Review: English Country Tune

The image at the center of English Country Tune is a three-dimensional map of clusters, each separated by a thin line. It’s called the universe. It’s all-encompassing, and it can be spun around and examined. Enter into one of the clusters, one of the many galaxies in the universe, and the image repeats, except now each cluster is a different puzzle. 

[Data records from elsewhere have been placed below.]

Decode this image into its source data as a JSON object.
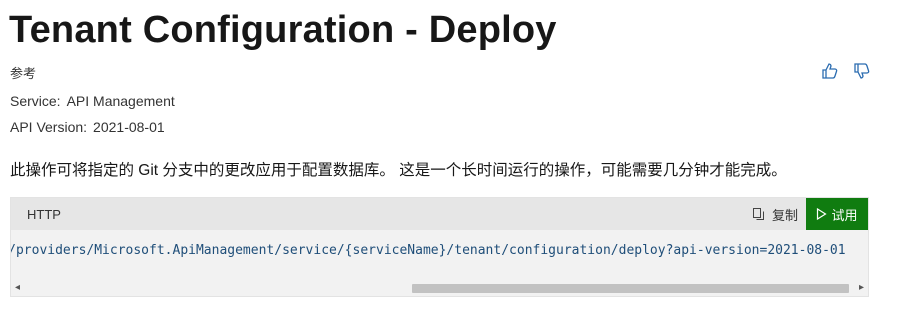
{
  "page": {
    "title": "Tenant Configuration - Deploy",
    "meta_label": "参考",
    "service_label": "Service:",
    "service_value": "API Management",
    "api_version_label": "API Version:",
    "api_version_value": "2021-08-01",
    "description": "此操作可将指定的 Git 分支中的更改应用于配置数据库。 这是一个长时间运行的操作，可能需要几分钟才能完成。"
  },
  "feedback": {
    "like_icon": "thumbs-up-icon",
    "dislike_icon": "thumbs-down-icon"
  },
  "code_block": {
    "language": "HTTP",
    "copy_label": "复制",
    "try_label": "试用",
    "code": "Name}/providers/Microsoft.ApiManagement/service/{serviceName}/tenant/configuration/deploy?api-version=2021-08-01",
    "scroll_fraction": 0.5
  },
  "colors": {
    "try_button": "#107c10",
    "code_text": "#1f4e79"
  }
}
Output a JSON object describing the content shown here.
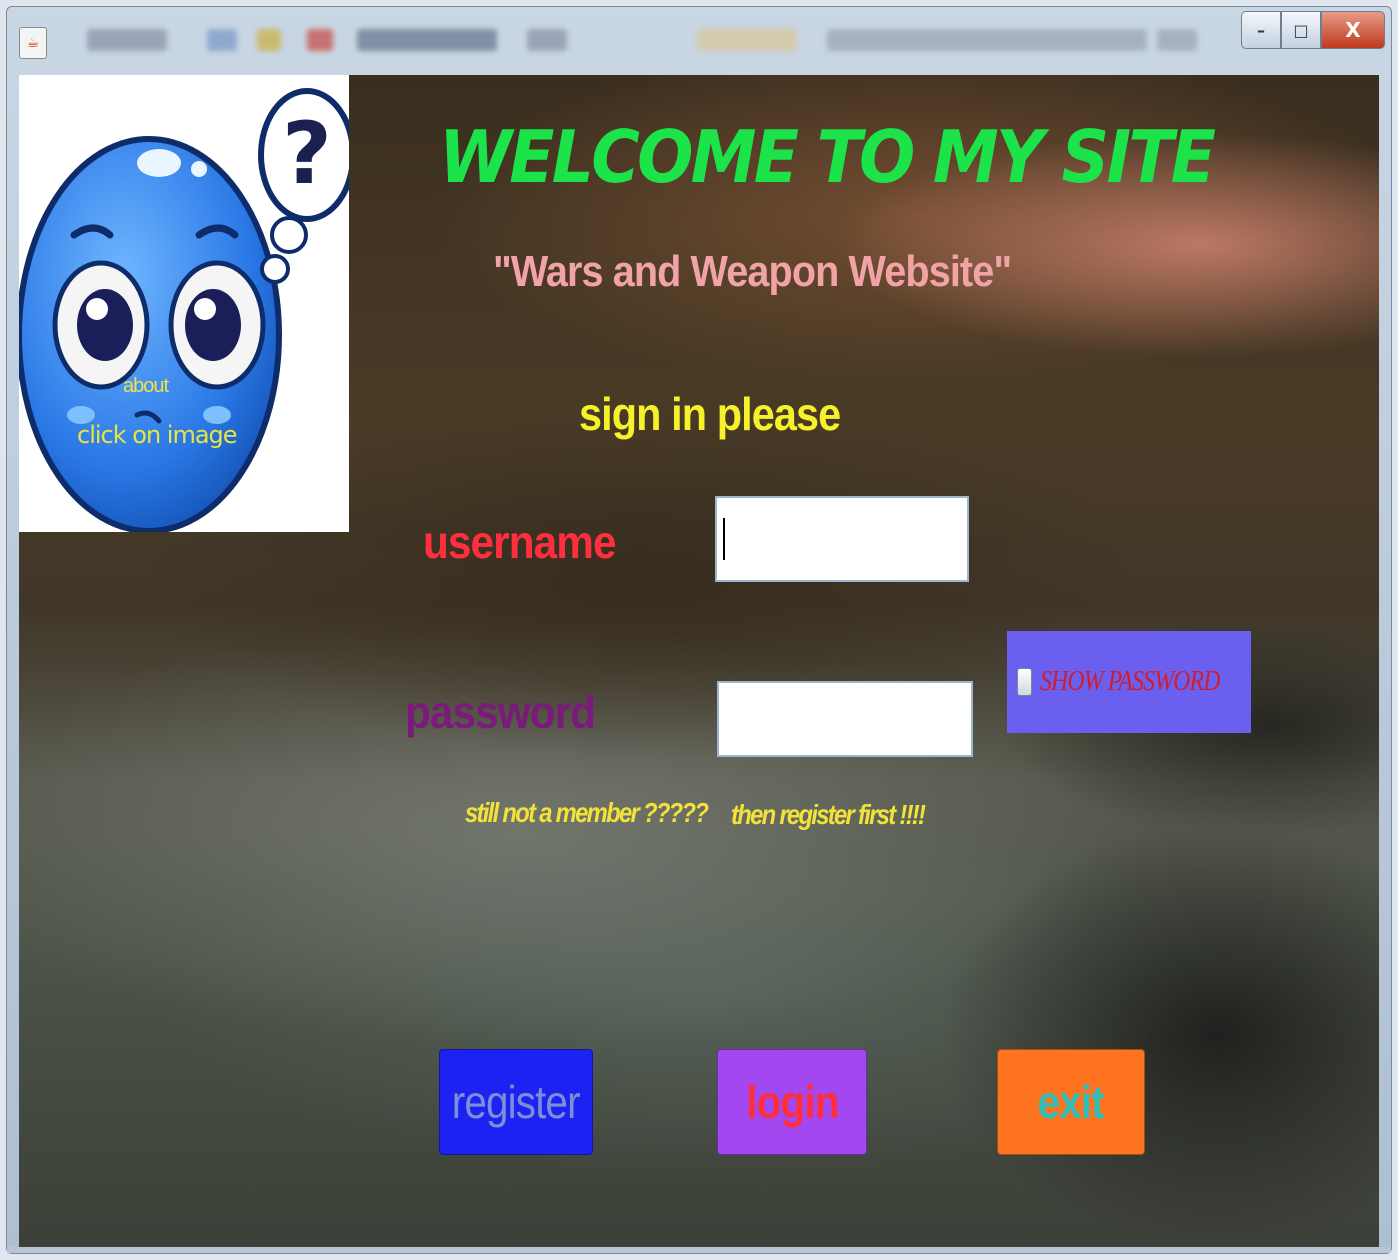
{
  "window": {
    "controls": {
      "minimize": "–",
      "maximize": "□",
      "close": "X"
    }
  },
  "about": {
    "label": "about",
    "hint": "click on image",
    "thought_symbol": "?"
  },
  "header": {
    "welcome": "WELCOME TO MY SITE",
    "subtitle": "\"Wars and Weapon Website\""
  },
  "form": {
    "prompt": "sign in please",
    "username_label": "username",
    "username_value": "",
    "password_label": "password",
    "password_value": "",
    "show_password_label": "SHOW PASSWORD",
    "show_password_checked": false,
    "not_member_text": "still not a member ?????",
    "register_first_text": "then register first !!!!"
  },
  "buttons": {
    "register": "register",
    "login": "login",
    "exit": "exit"
  },
  "colors": {
    "welcome": "#1de34b",
    "subtitle": "#f2a3a7",
    "prompt": "#f6f12a",
    "username_label": "#ff2f3f",
    "password_label": "#7a1a7a",
    "show_password_bg": "#6b5ff0",
    "register_bg": "#1b22f2",
    "login_bg": "#a348f0",
    "exit_bg": "#ff7420"
  }
}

The one constant in the universe is the checkered board, and the “spaceship” (really, a flat tile) that moves by flipping over itself on that board. Each galaxy has a different objective: the early stages have the player pushing “larvae” into “incubators.” The words are a bit of context and misdirection—almost everything about English Country Tune is abstract. Look at the title. English Country Tune. It gives a warm, nostalgic feeling; but do not let the pastels fool you. The game is cold, all rules and logic. You quickly figure out the rules for this galaxy. Push the larvae by moving into them. Simple. In later stages (a whole different galaxy) 3D is added to the picture, and so enters a new rule. Push a block off an edge and its gravity shifts to that of the spaceship’s landing position. 

The first time it happened, I stared at my screen processing it. I undid the move and got it a different way. But it reminded me of my days in 11th-grade math, muddling my way through. I understood that certain actions worked and certain others didn’t. And like in 11th-grade math, that would only get me so far. Eventually it came: I deciphered it, the a-ha moment, the moment my universe expanded. 

English Country Tune comes from Stephen Lavelle, who also goes by increpare. He is a designer’s designer, a man whose games constantly tease and toy with what’s possible in games. In his hands the medium is so pliable. It can be a vessel for deeply personal narratives on creative freedom that can barely be called games, or straight and cold puzzlers like Kompression

This is one of the few puzzle games with spoilers. 

Lavelle is easily one of the most prolific game developers out there, but English Country Tune is his first commercial release. Unlike in most of his games, there’s a level of polish and breadth here. The game flirts with several different types of puzzles, from difficult to maddeningly difficult, and there’s a surprising amount of variety and growth in simple concepts. Start with a set of puzzles on a flat plane, and then the advanced set where the ideas develop and twist, and the idea you barely got a handle on becomes something else altogether. The garden stages have a simple concept: If you land on a white tile, an impassable shrub grows on that space when you move away. The idea is to plan your moves carefully enough that you don’t box yourself in. In 3D, you can also trap yourself if you move perpendicular to your last position. The trick to the puzzle turns your efforts back on yourself. The word “increpare” means to chide or rebuke in Latin. It fits: your first time with a puzzle will feel like a harsh lesson.

It’s these conceptual shifts, this transformation of one idea into another, that makes English Country Tune so rewarding. Each of the puzzle types would make an interesting game. Here their concepts play off each other, and build nuance. In most puzzle games the drive is in beating the system, but in this one, I wanted to see what Lavelle had up his sleeve next. This is one of the few puzzle games with spoilers. 

Lavelle’s chief success here is making a game this cold and abstract and harsh into a compelling one. His misleading names are the only concessions to concreteness. He does not embed a story to make the puzzles more palatable, because in his universe, every puzzle shines brightly.